First, we heard reports about then-Cardinal, now-Archbishop Theodore McCarrick. Next came the release of the Pennsylvania grand jury report. It named hundreds of priests across six Keystone State dioceses and documented thousands of sexually abusive incidents, followed by cover-ups by bishops.
I grew up in one of those dioceses. When the grand jury report dropped, I downloaded it; more than 1,500 pages. Of course, I was most interested in the information regarding my home diocese. It made me sad to know that my home parish was the only one of the four Roman Catholic parishes in my home town that did not have a priest named in the report. However, two priests who served my home parish more recently have been removed after allegations surfaced regarding incidents that occurred elsewhere – and before they served my parish. I took no solace in that.
Supplementing these and other news reports have been an incessant barrage of blog posts and columns, many of them emanating from the Catholic landscape. I suspect nobody reading this can check his or her social media accounts without seeing something related to the scandal.
It stretches from Vatican City to countries on multiple continents; make no mistake, it’s not just America.
What that in mind, I want you to pause for a second to consider and answer this question, which I pose seriously and for an even more serious reason:
What has been missing from all of this?
I answer that question this way; I have not seen:
- Attacks on the Eucharist
- Attacks on any of the Sacraments
- Attacks on the Holy Trinity
- Attacks on the Blessed Virgin or St. Joseph
- Attacks on the Archangels or any of the angels
- Attacks on any of the Saints
- Attacks on the Rosary or the Divine Mercy
Friends, I have not seen or heard anything – anywhere – that attacks the reasons that I'm Catholic and/or the reasons that I go to Mass.

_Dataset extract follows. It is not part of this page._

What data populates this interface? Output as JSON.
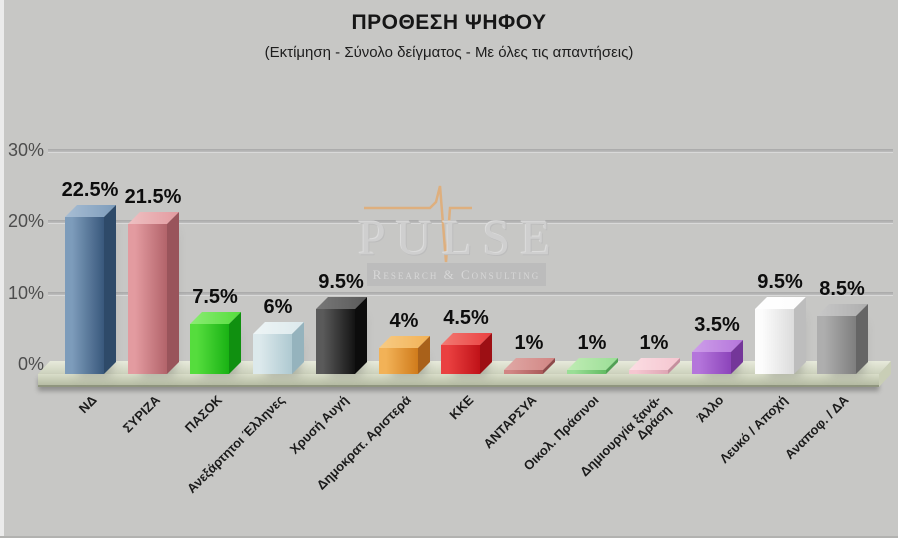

That’s why thoughts of “giving up” or “walking away” from any of those bullet points above have never crossed my mind. And they won’t.
Every time I have contemplated those bullet points recently, I have inevitably recalled a Hopi Indian proverb that I first saw decades ago. I suspect the Native American who first wrote or said it never lived to encounter Jesus. However, I find it impossible to not believe that this person somehow experienced a connection to our Lord and Savior.
“Truth does not happen, it just is.”
I find that truth in those seven bullet points above.
As a result – and as for me – I’m praying; and I’m staying.